The meal stretched on interminably, from an antipasti dish of cold meats to a pasta course and then roast turkey. There had been an option of stuffed pigs’ trotters, which the waiter assured them was a great delicacy, but the Morgans all opted for a traditional turkey dinner. Of course, it didn’t come with all the trimmings they’d expect in the US – no cranberry sauce, no stuffing even – but it was moist and tasty.
‘Have you heard anything from Susanna?’ his mother asked, and Scott sighed. She was the college girlfriend who’d left him.

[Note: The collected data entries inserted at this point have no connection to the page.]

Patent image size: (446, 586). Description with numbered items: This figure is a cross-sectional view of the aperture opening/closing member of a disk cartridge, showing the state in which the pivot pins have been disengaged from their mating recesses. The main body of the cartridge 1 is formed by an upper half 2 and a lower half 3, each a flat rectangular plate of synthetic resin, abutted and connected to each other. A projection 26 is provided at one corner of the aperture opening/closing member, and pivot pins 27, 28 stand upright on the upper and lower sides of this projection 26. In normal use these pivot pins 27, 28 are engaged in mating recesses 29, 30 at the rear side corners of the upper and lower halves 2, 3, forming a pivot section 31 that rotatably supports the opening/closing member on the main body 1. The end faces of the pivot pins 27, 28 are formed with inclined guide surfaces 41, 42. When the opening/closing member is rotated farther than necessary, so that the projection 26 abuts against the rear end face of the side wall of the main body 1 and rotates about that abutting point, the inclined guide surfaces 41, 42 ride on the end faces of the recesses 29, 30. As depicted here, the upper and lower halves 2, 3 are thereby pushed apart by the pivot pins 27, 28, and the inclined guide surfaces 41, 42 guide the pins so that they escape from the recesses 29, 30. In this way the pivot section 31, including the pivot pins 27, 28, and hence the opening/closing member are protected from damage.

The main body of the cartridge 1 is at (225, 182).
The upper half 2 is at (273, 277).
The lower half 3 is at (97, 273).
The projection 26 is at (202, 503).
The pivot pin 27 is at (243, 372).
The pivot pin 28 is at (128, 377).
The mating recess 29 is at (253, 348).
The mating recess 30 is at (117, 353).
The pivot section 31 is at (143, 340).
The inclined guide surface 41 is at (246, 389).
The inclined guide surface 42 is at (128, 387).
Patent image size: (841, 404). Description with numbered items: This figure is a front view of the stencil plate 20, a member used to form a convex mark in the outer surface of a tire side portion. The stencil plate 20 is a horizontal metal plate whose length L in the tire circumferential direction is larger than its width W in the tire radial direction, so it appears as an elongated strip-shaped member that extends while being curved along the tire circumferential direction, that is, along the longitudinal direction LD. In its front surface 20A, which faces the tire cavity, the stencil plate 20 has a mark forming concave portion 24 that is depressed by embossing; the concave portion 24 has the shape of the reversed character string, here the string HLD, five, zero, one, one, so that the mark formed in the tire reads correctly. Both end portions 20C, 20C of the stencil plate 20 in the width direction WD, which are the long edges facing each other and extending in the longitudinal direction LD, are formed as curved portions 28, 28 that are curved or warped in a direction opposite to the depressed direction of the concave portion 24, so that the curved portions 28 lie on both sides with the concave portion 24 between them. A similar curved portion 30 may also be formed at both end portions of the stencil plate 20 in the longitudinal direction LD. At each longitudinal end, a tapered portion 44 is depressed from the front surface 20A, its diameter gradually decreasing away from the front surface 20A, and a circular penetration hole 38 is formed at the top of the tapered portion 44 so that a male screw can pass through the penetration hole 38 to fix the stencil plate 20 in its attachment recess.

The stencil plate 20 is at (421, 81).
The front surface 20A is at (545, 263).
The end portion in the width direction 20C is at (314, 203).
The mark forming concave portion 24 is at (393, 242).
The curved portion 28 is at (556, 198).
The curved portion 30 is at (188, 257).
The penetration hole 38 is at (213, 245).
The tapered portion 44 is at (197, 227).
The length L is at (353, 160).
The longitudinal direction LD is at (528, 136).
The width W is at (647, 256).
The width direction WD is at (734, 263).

His mother had frequently intimated that he’d been crazy to let her ‘slip through his fingers’, as if there was something he could have done differently, some way he could have stopped her choosing his team-mate instead.
‘Not since I’ve been here,’ he said. ‘I don’t think she has the address.’
‘She could find you if she tried. She could always call me. Never say never,’ his mom said, trying to sound upbeat.
They exchanged presents after the meal. Scott’s parents had bought him some binoculars and a new pair of chinos. What on earth was he supposed to do with binoculars, he wondered. Take up birdwatching? He gave his mother a silk scarf and his father a cigarette lighter with the Colosseum engraved on it. Everyone remarked on how well-chosen the gifts were and self-consciously tidied them back into their boxes, then they went for a walk round the nearby streets. Scott pointed out some landmarks but everything was closed and there was a chill in the air so before long they went back to the hotel for a coffee. He tried to stop looking at his watch, but time dragged as his mother chatted about friends of theirs from home and his father scowled, bored to distraction.
In the early evening, Scott pretended he had to go to his office for an hour or so to check in with the newsdesk, but it was an excuse to get away. His parents were staying in Rome for another three days and they stretched in front of him like a jail sentence.
‘I’m not sure that motorcycle is safe,’ his mother called as he mounted his Vespa. ‘Why don’t we buy you a car instead?’
He pretended he hadn’t heard, struck his foot hard on the pedal and accelerated up the street as noisily as he possibly could.